After they were done, I was given underwear with a big pad and was brought to a recovery room where there were, I would say, four to five other mostly young women who had also just had abortions. I probably was somber and I was definitely very, very, very relieved. I just recall getting back in the VW Bug with the top down and driving back to my hometown about 15 miles away, with the hair flying everywhere, all of us. My boyfriend had very long hair.

That experience was not traumatic in the sense that I felt alone. Of course, it’s a very alone thing to do. You’re very alone in that moment. But I had people around me. My boyfriend was supportive and was there. There was never a discussion about, “Well, what are you going to do?”

I did feel a certain amount of pride in the fact that I was living my principles. I’d grown up pro-choice, I had gone to pro-choice rallies with my mother when I was a kid in San Francisco. But being pro-choice in theory and being pro-choice in action—I’m not really trying to make a meaningful distinction between those two things. I just felt like I lived my stated principles, that my body was mine to control, that women’s bodies are theirs to control. I never felt guilty about it.

The second and third abortions I had took place in hospitals in New York City in a surgical room, and I was given anesthesia. So I don’t remember them. I remember feeling sick from anesthesia when I woke up, but I remember nothing about the procedure at all. It was very much invisible. My memory of having an abortion is very much rooted in that first one, where I was wide awake [and] there was not anesthesia. It was also the first time.
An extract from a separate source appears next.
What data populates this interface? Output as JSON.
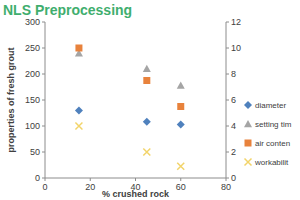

The other two were relatively easy compared to that first one. Maybe that’s another reason why the first one has made more of an impression.

If I’ve had trouble talking about having an abortion, it’s been in the context of having multiple abortions. Because one is just a mistake. Two is, I don’t know, bad luck and a mistake. And more than that, in my mind—even today to a certain degree, although less so now—is being just purely irresponsible. I’ve had three. I think that’s been the harder thing to talk about: the number of abortions, not the fact that I had one.